Seismic design method analyses of an innovative steel damping bearing for railway bridges

Abstract

The bearing sliding effect of the pot bearing and plastic deformation of a low-yield steel damper has been proven to be effective in mitigating the seismic response of railway bridges during earthquakes. However, both the sliding effect and plastic deformation require large bearing and pier dimensions to avoid unseating damage during earthquakes, leading to higher costs during construction of the railway bridge. On the basis of bearing sliding and energy dissipation, a novel steel damping bearing is developed by using “function separated design”. The steel damping bearing is composed of a pot bearing to support the vertical loads and a series of low-yield steel dampers to bear the horizontal seismic loads. In this paper, both the force-based and displacement-based design methods for the steel damping bearing are analysed by using the equivalent linearization method. Then, a 1:7 scale two-span simply supported railway bridge model is tested on a shaking table under different ground motions to estimate the design method results for the steel damping bearing.
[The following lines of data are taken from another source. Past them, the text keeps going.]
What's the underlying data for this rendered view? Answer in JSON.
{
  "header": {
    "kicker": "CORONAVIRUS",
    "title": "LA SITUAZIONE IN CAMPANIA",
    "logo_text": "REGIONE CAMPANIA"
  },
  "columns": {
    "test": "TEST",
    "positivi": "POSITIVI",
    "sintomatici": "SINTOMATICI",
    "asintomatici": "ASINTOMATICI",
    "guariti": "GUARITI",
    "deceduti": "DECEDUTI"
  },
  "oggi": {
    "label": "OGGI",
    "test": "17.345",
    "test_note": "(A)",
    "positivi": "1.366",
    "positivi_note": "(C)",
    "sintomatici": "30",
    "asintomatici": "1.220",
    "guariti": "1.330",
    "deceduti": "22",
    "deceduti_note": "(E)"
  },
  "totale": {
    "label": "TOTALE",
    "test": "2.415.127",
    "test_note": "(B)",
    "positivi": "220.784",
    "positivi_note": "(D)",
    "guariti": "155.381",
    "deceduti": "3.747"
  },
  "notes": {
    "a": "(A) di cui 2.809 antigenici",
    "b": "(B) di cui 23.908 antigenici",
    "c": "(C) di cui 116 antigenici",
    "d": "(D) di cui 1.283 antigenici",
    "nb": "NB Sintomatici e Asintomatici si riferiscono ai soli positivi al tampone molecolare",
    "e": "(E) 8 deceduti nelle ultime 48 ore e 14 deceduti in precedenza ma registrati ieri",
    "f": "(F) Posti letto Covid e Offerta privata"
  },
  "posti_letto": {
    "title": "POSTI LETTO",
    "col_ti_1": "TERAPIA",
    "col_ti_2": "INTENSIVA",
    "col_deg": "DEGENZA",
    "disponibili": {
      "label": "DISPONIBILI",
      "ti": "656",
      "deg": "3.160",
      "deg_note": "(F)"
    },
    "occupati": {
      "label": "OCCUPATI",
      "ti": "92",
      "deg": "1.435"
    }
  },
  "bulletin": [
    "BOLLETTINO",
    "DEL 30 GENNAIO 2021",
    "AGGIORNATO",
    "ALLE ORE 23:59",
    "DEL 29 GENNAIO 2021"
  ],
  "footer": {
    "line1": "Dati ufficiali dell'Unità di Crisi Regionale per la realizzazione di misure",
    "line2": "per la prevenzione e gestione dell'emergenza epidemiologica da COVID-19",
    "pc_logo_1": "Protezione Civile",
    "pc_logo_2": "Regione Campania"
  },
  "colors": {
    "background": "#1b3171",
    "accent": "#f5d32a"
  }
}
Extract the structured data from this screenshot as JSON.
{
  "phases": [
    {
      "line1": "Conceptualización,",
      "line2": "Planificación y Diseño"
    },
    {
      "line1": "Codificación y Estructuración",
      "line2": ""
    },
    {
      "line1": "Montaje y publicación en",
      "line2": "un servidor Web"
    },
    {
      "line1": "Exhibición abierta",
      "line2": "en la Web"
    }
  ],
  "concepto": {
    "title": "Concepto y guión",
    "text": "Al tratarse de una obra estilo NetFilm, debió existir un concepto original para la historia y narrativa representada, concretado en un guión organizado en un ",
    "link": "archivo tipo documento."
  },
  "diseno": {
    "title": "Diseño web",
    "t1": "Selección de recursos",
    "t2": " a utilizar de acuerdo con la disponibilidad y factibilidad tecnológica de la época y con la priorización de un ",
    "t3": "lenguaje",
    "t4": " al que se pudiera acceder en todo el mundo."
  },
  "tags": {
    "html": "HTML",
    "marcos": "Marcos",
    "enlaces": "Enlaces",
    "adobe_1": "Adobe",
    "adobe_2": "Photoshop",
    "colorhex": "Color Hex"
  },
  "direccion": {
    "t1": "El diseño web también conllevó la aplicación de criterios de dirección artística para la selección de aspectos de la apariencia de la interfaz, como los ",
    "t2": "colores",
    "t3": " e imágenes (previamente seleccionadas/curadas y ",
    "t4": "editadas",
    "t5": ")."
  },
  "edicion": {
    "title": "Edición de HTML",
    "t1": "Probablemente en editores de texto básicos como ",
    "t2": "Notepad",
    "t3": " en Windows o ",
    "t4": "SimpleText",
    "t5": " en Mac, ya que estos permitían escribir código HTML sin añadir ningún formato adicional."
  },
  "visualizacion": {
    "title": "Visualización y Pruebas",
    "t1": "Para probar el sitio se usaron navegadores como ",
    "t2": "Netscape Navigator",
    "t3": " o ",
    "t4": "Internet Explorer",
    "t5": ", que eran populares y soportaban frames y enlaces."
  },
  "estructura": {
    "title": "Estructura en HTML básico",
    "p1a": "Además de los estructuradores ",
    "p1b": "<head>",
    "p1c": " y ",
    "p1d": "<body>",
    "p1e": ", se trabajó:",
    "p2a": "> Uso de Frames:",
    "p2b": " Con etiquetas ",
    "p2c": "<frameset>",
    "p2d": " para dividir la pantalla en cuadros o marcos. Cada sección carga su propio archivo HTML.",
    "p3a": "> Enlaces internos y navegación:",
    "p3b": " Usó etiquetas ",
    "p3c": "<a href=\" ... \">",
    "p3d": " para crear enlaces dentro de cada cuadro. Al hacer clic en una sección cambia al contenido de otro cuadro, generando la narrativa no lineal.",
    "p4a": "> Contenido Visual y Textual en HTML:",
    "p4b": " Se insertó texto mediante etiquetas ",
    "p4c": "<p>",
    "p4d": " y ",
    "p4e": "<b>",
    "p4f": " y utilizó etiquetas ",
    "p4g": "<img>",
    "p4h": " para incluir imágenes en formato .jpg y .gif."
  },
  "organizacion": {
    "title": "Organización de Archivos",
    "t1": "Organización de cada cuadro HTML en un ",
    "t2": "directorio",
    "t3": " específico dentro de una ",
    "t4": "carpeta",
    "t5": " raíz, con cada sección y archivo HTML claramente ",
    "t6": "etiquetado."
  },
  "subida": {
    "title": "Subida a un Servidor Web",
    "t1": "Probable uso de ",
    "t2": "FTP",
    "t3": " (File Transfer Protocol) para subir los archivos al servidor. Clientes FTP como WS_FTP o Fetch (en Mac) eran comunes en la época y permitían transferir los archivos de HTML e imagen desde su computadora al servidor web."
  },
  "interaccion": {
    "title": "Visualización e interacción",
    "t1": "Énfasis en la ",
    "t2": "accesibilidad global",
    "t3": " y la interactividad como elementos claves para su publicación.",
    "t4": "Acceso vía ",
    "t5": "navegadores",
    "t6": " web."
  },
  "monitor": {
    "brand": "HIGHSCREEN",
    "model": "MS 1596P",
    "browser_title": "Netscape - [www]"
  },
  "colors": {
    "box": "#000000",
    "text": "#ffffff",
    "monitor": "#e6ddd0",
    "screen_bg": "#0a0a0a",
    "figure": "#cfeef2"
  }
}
Additionally, a bridge model with pot bearings is tested as a benchmark model. Finally, the prototype bridge is modelled by numerical analysis to evaluate the effectiveness of each design method. The experimental and numerical results reveal that both design methods can effectively simulate the response of the bridge model. Moreover, a comparison between the models with steel damping bearings and with pot bearings reveal that the steel damping bearing can greatly mitigate the pier forces and displacement with an acceptable displacement between the pier and girder.